Women tend to be the caretakers in the family, but many times the financial services community isn’t talking to the women about the insurance solutions that are available.

Pat Foley, president of individual insurance and retirement insurance, OneAmerica

“It’s going to be this new approach of developing hybrid policies that can really move the needle. With more and more Americans reaching the age of needing long-term care and fewer working-age people to provide that care, anyone who can afford to might feel better off if they can pay for private care versus going into an increasingly strained Medicaid facility.”

Finke says the hybrid policies, particularly the OneAmerica unlimited benefits option, provide financial protection in the event of a long-term care event that lasts for years.

“Compared to traditional long-term care that doesn’t incorporate any life insurance element, it is a comparatively efficient way to fund long-term care expenses,” Finke says. “Particularly if you choose the option to have unlimited coverage; it covers a significant amount of expenses for those who experience a prolonged care event.
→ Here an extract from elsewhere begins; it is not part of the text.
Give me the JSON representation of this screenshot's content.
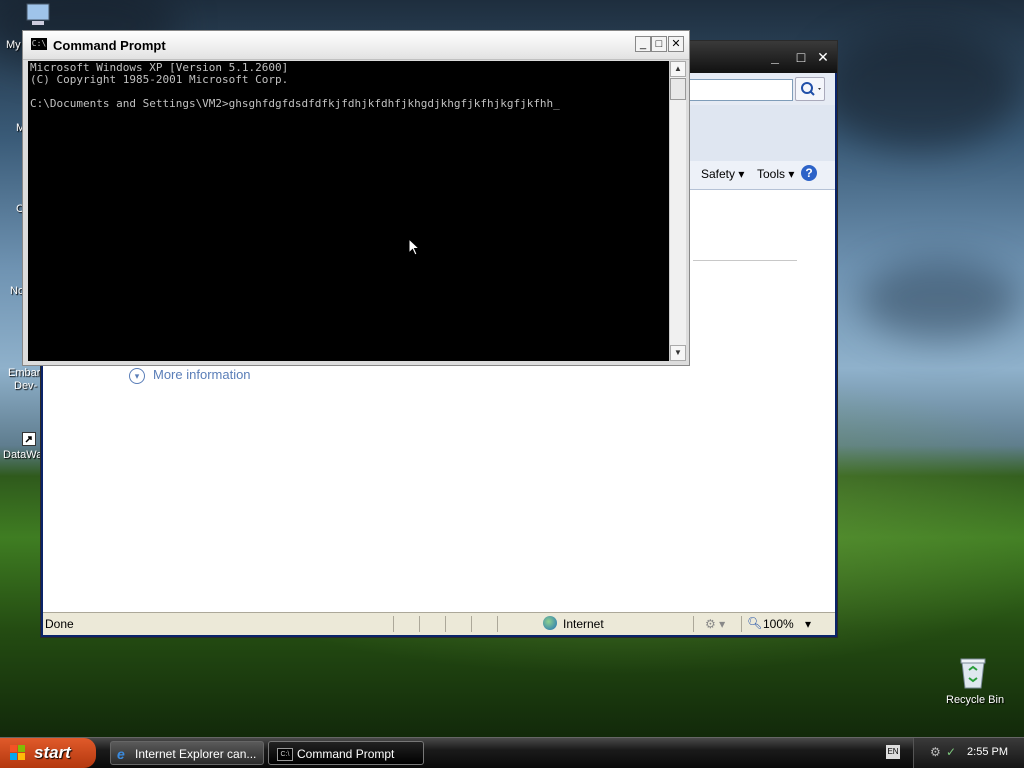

“It’ll cover a good chunk of your overall long-term care exposure, and you can often cover the rest with Social Security and other forms of guaranteed income, and it prevents you from having to deplete your nest egg.

For a relatively modest amount of money, it’s a good way to hedge against that risk of a severe long-term care event while still providing a death benefit if the insurance is not needed.”

Woman to Woman

Some suggest the male-dominated financial services community doesn’t understand how to market long-term care to women. Foley says the professional women’s marketplace is underserved by the financial services community.
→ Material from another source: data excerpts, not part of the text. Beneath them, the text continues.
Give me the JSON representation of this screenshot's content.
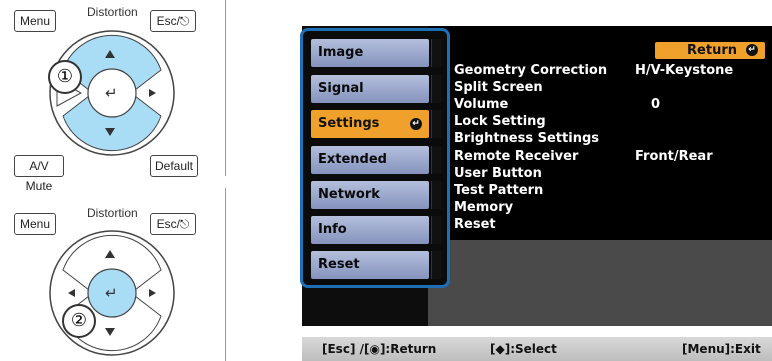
{
  "remote": {
    "menu_label": "Menu",
    "distortion_label": "Distortion",
    "esc_label": "Esc/⎋",
    "av_mute_label": "A/V Mute",
    "default_label": "Default",
    "step1": "①",
    "step2": "②"
  },
  "menu": {
    "items": [
      {
        "label": "Image"
      },
      {
        "label": "Signal"
      },
      {
        "label": "Settings"
      },
      {
        "label": "Extended"
      },
      {
        "label": "Network"
      },
      {
        "label": "Info"
      },
      {
        "label": "Reset"
      }
    ],
    "return_label": "Return",
    "settings": [
      {
        "label": "Geometry Correction",
        "value": "H/V-Keystone"
      },
      {
        "label": "Split Screen",
        "value": ""
      },
      {
        "label": "Volume",
        "value": "0"
      },
      {
        "label": "Lock Setting",
        "value": ""
      },
      {
        "label": "Brightness Settings",
        "value": ""
      },
      {
        "label": "Remote Receiver",
        "value": "Front/Rear"
      },
      {
        "label": "User Button",
        "value": ""
      },
      {
        "label": "Test Pattern",
        "value": ""
      },
      {
        "label": "Memory",
        "value": ""
      },
      {
        "label": "Reset",
        "value": ""
      }
    ]
  },
  "footer": {
    "left": "[Esc] /[◉]:Return",
    "middle": "[◆]:Select",
    "right": "[Menu]:Exit"
  },
  "colors": {
    "accent": "#f0a12b",
    "menu_border": "#1f6fb6"
  }
}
“Approaching women directly about financial topics is not something that has historically been done,” Foley says. “I think that’s changing as we get more women in financial services roles, but I think we’re leaving a lot of the marketplace untapped because of the demographics of the financial services community.”

Chris Coudret, OneAmerica vice president and chief distribution officer for Care Solutions, agrees. “Some of the professionals have a stereotype of long-term care,” Coudret says. “They view it as nursing home insurance and that the other people who sell that type of insurance aren’t as sophisticated. But today, it is a financial product that is for those who are middle- to upper-income, who have income.”

Boglioli says there is a need for more female financial professionals. “It’s a great opening for financial professionals and for women coming into that career because it is so needed,” Boglioli says. “Women listen differently. They prepare for their client meeting differently. It goes back to education. A lot of advisors too often look at it as a sale and the sale didn’t work out. Women don’t make up their minds like that. We take our time.”

The asset-based options we offer, where you get something whether you live on it or die and you leave it to someone, make a lot of sense to both males and females.

Michelle Prather, national accounts VP, OneAmerica

Tracey Edgar, vice president of national accounts and head of the brokerage channel, says women may be better than men at selling long-term care.

“I think the long-term-care product itself, because it is a heart product and not so much a logic product, is going to be better sold by women in the long run,” she says. “I think women have a unique way of talking about long-term care. I would say that many men are going into the discussion talking about the financial implications, where I think a woman is going to talk more about the impact to a family member. There’s a big need for this message to have more women in financial services.”